Definition of the Climatic Niche limits for common ancestors in the hominin tree
The hominin phylogenetic tree was obtained by combining the Primate (and human) phylogenetic information published in recent papers49-51. We started by using the six climatic variables, representing the limits (minima and maxima) in temperature, precipitation and NPP. Since these variables are highly correlated to each other, we reduced covariation among variables by performing a Principal Component Analysis (PCA) on climatic variables associated with each hominin species occurrence in the fossil record. Then, we extracted the PC scores and used them as a multivariate dataset for the phylogenetic ridge regression.

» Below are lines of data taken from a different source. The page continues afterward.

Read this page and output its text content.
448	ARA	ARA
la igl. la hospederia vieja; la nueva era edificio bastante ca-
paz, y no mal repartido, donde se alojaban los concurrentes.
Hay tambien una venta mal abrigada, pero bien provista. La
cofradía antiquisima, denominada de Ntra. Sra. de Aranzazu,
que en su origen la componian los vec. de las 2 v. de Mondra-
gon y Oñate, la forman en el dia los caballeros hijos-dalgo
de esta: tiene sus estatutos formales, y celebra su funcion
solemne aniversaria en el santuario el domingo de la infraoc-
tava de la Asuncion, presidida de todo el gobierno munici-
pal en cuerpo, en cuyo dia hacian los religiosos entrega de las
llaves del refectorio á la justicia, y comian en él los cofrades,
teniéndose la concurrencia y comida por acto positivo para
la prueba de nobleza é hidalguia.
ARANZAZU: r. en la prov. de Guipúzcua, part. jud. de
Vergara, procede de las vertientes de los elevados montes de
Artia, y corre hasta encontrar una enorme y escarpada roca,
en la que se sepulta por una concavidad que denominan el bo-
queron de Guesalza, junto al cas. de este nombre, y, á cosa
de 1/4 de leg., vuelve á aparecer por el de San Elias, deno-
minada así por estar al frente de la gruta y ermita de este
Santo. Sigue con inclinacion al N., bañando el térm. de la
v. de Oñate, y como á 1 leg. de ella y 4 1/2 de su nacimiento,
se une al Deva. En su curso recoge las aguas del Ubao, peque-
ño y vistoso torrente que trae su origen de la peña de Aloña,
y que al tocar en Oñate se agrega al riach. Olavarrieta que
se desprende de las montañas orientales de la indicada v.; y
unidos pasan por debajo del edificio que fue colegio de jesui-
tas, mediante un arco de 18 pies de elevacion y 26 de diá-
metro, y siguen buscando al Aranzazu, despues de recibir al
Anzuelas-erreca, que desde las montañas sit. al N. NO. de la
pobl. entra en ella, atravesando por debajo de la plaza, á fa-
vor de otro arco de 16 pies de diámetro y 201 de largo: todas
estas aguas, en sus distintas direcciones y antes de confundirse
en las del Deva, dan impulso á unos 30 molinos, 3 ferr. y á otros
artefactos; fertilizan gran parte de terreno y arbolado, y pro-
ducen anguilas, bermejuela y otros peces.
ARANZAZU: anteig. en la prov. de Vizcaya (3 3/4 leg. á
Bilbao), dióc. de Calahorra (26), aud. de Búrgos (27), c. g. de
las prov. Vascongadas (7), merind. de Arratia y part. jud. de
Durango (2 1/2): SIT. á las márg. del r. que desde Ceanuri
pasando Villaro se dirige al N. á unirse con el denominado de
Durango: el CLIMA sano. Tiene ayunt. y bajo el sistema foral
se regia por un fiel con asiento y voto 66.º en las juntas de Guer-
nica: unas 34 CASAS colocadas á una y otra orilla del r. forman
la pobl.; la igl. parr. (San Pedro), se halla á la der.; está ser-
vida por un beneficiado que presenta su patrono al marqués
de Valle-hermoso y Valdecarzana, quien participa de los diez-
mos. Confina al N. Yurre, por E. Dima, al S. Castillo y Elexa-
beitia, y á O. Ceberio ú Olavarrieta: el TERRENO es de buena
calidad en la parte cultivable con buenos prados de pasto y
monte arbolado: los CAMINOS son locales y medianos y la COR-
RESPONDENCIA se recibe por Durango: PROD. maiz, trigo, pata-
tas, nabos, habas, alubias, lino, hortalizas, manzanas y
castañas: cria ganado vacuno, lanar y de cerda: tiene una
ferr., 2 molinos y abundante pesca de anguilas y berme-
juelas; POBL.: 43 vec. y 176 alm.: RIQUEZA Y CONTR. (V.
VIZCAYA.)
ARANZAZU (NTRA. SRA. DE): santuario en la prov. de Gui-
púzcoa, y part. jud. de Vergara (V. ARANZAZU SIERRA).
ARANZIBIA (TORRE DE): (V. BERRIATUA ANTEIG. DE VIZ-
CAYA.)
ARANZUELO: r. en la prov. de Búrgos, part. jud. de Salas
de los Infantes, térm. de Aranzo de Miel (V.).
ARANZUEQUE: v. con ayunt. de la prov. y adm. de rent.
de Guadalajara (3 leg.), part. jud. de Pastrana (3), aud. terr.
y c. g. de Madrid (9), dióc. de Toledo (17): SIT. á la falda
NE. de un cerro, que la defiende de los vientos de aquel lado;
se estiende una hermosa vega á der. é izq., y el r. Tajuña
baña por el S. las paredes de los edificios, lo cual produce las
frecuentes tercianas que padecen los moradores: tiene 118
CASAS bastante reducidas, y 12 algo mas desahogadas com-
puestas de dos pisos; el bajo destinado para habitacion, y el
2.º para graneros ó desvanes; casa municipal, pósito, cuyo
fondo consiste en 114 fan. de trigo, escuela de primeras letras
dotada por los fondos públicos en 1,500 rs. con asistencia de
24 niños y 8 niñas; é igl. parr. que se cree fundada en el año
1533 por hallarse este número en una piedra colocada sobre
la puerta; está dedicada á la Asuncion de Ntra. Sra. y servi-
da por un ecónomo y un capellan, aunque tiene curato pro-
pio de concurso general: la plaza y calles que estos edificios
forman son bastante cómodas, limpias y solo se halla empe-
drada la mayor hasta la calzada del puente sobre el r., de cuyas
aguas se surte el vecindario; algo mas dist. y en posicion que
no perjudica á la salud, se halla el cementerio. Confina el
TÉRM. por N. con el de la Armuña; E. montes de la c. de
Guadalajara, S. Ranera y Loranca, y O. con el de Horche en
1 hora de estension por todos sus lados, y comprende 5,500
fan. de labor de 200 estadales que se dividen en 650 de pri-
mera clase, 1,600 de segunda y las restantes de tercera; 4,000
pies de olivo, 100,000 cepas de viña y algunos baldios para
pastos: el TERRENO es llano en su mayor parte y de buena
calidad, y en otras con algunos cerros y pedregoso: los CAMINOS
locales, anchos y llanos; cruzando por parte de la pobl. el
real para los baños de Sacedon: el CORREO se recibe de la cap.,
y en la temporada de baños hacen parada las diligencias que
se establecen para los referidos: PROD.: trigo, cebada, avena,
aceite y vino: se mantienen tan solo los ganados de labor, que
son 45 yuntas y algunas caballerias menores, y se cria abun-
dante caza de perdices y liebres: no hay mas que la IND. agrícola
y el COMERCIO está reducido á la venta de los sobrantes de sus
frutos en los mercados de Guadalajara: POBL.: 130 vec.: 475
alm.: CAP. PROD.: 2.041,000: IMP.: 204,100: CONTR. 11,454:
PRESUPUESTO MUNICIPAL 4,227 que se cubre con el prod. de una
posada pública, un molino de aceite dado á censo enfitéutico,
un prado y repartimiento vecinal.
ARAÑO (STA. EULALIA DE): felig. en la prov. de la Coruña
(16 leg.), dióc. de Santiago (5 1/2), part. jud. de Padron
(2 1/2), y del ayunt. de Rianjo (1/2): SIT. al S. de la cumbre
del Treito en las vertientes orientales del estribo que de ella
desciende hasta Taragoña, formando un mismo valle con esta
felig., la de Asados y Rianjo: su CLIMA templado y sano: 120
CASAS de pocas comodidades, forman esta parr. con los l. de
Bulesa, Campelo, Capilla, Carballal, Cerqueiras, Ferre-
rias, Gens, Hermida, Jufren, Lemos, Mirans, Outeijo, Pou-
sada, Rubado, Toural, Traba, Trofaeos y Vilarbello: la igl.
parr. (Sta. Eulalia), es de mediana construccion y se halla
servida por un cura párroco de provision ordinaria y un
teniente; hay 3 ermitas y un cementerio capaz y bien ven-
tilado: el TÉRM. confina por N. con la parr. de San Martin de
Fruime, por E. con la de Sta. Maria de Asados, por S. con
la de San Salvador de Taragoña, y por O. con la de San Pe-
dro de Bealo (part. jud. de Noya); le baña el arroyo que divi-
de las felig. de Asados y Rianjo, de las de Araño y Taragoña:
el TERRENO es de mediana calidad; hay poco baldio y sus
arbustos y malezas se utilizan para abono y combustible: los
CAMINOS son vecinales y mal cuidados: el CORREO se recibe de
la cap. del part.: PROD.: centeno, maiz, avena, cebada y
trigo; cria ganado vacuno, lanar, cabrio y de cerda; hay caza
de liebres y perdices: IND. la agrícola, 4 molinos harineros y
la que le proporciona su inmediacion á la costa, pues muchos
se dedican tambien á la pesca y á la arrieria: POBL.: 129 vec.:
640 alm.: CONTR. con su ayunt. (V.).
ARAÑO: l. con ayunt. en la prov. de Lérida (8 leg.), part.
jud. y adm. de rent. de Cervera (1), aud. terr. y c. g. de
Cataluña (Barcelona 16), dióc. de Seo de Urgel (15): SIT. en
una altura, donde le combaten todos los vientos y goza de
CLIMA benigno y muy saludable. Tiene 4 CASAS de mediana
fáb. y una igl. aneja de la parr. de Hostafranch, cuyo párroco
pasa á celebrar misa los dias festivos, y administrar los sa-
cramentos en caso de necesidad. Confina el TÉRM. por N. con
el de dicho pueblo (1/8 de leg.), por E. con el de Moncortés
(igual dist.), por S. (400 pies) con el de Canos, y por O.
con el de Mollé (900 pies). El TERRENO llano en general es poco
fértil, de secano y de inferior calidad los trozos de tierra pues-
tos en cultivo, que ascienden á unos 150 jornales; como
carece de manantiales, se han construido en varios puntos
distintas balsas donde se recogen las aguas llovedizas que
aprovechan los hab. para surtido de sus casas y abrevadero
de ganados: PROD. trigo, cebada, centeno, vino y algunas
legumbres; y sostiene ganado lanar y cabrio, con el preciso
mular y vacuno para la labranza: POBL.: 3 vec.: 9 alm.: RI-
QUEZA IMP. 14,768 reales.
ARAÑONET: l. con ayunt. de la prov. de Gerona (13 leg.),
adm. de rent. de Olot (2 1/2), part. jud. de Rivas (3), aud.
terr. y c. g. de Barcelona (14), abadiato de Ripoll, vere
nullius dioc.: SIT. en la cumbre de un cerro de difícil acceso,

We used the PC scores estimated by RRphylo at each node and back transformed the scores in climatic variables (MinTemp, MinPrec, min NPP, MaxTemp, MaxPrec, max NPP). For each node in the hominin tree, we mapped geographically the areas associated with its corresponding climatic estimates (i.e. the limits of the climatic envelope). The resulting map thus represents the geographic areas estimated to be climatically suitable for occupation by each ancestor in the tree. To account for uncertainty around the ages of individual nodes in the hominin phylogeny, we repeated the entire procedure at each node over 100 replicates by using the 100 alternative phylogenies generated fromswapONE function embedded in the RRphylo package. This function randomly changes the tree topology and branch lengths although it is possible to keep specific clades monophyletic. However, we accounted for a few, well-supported, monophyletic clades which are present in the hominin tree. In particular, in swapping the tree tips, we kept H. ergaster and H. erectus as sister species. We similarly kept monophyletic the clade subtending to the four australopithecines in the tree, the clade representing the genus Homo , and the clade including H. heidelbergensis , H. neanderthalensis andH. sapiens . Eventually, we recorded the number of times a given geographical cell counts as climatically suitable out of the 100 replicates. For each cell, estimated habitat quality thus ranges between 0 (never suitable irrespective of the phylogenetic tree used for climatic reconstructions at the tree nodes) to 1 (100 times suitable). Since the inclusion of particular taxa in the data may alter significantly the result of PCA ordination52 we repeated the swap procedure leaving one species at random out of the tree for each replicate.
To measure the association between climatic suitability and the presence of human species, we calculated the Area Under receiver-operator Curve (AUC) averaging over the 100 replicates. AUC theoretically ranges from 0 to 1. However, since random sampling points, (pseudoabsences) are not real absences, AUC cannot reach 153, as the maximum AUC value depends on the actual (unknown) area of distribution of the species. To obtain a null distribution of AUC values and assess significance for the real AUC, for each node in the tree we sampled 100 times as many point occurrences as with the real data (i.e. the fossil occurrences of the species descending from that node) within the biogeographic domain of the species, and calculated the random AUC. Climatic tolerance values at the tree node represent the estimated tolerance limits for hominin ancestors. Since these values are estimated, rather than observed, to assess the association between fossil localities and habitat quality for each ancestral species estimates we selected the fossil occurrences of its descendants, provided they are not included in a descending node which was itself tested. For instance, the EHS ancestor was tested by selecting the fossil occurrence of H. habilis , H. erectus and H. ergaster , but not H. sapiens , H. neanderthalensis andH. sapiens which were considered only descendant to the MHS ancestor. To account for sampling differences between the hominin species we analysed, we repeated the AUC computation after sampling randomly no more than 100 occurrences per species at each replicate.
We used the evolutionary rates provided by RRphylo to apply the function search.shift 23 which tests whether individual clades evolved at significantly different rates as compared to the rest of the tree. The function compares the rates attached to each branch descending from a particular node to the rates for the branches of the rest of the tree. The significance for the rate difference is assessed by means of randomization. In the case of multivariate data, as with this particular study, the multivariate rate is computed as the 2-Norm (Euclidean) vector of the rates of individual variables.
To look for possible evolutionary trends in climatic tolerances over time we used the function search.trend 54 in theRRphylo R package23. In search.trend , evolutionary rates and phenotypes (including the phenotypic estimates at the nodes) are regressed against their age and the resulting slopes compared to slopes randomly generated under the Brownian motion model of evolution.